Going to extremes: The influence of unsupervised categories on the mental caricaturization of faces and asymmetries in perceptual discrimination

Hendrickson, A. T., Carvalho, P. F., & Goldstone, R. L. (2012).  Going to extremes: The influence of unsupervised categories on the mental caricaturization of faces and asymmetries in perceptual discrimination.  Proceedings of the Thirty-Fourth Annual Conference of the Cognitive Science Society.  (pp. 1662-1667).  Sapporo, Japan: Cognitive Science Society.

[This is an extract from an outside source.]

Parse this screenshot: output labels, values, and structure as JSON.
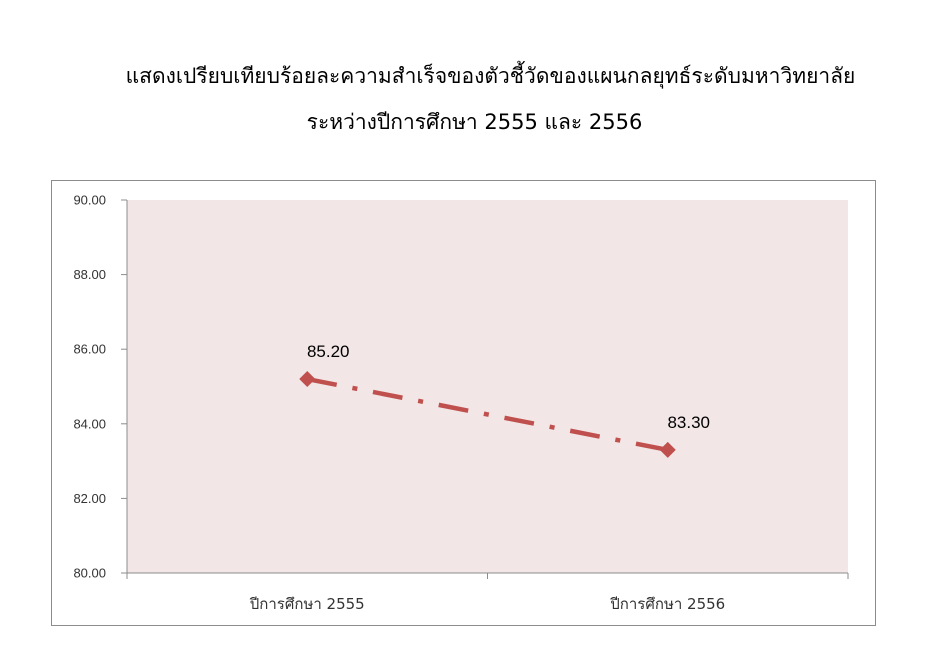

Recent re-analysis of traditional Categorical Perception (CP) effects show that the advantage for between category judgments may be due to asymmetries of within-category judgments (Hanley & Roberson, 2011). This has led to the hypothesis that labels cause CP effects via these asymmetries due to category label uncertainty near the category boundary. In Experiment 1 we demonstrate that these “within-category” asymmetries exist before category training begins. Category learning does increase the within-category asymmetry on a category relevant dimension but equally on an irrelevant dimension. Experiment 2 replicates the asymmetry found in Experiment 1 without training and shows that it does not increase with additional exposure in the absence of category training. We conclude that the within-category asymmetry may be a result of unsupervised learning of stimulus clusters that emphasize extreme instances and that category training increases this caricaturization of stimulus representations.